Dazu ein kleines Gedankenexperiment: Mit der Frage konfrontiert, ob man für ein Entgelt von 20 Euro eine Überstunde machen möchte, wird derjenige Ja sagen, dem dieser Betrag mehr wert ist als eine Stunde Freizeit. Ablehnen werden hingegen diejenigen, denen eine Stunde Freizeit mehr wert ist als ein Geldbetrag von 20 Euro. Jeder wird die für ihn persönlich attraktivere Variante wählen. Damit könnte man die Überlegungen abschließen und der Generation Z zu ihrer individuell nutzenmaximierenden Strategie gratulieren.

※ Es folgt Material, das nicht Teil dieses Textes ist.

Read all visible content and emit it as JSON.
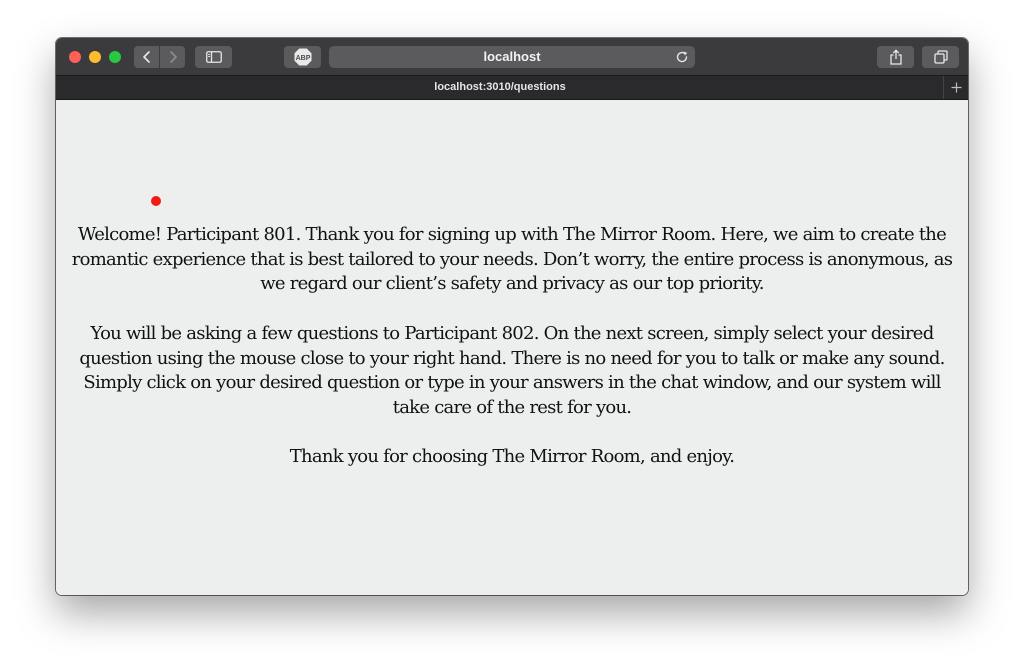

Allerdings hat die Sache einen Haken. Obwohl beide – also sowohl derjenige, der die Erwerbsarbeit wählt als auch derjenige, der für Freizeit votiert – einen vergleichbaren Nutzen aus ihrer Entscheidung ziehen, wird nur einer von ihnen zur Finanzierung öffentlicher Leistungen herangezogen. Während Erwerbsarbeit besteuert (und eventuell zusätzlich mit Sozialabgaben belegt) wird, ist Freizeit steuer- und abgabenfrei. Im Falle der Überstunde verbleiben bei einer Steuer- und Abgabenquote von 50 Prozent im obigen Beispiel nur noch 10 Euro, während der Müßiggänger das Gut Freizeit ungeschmälert konsumieren kann.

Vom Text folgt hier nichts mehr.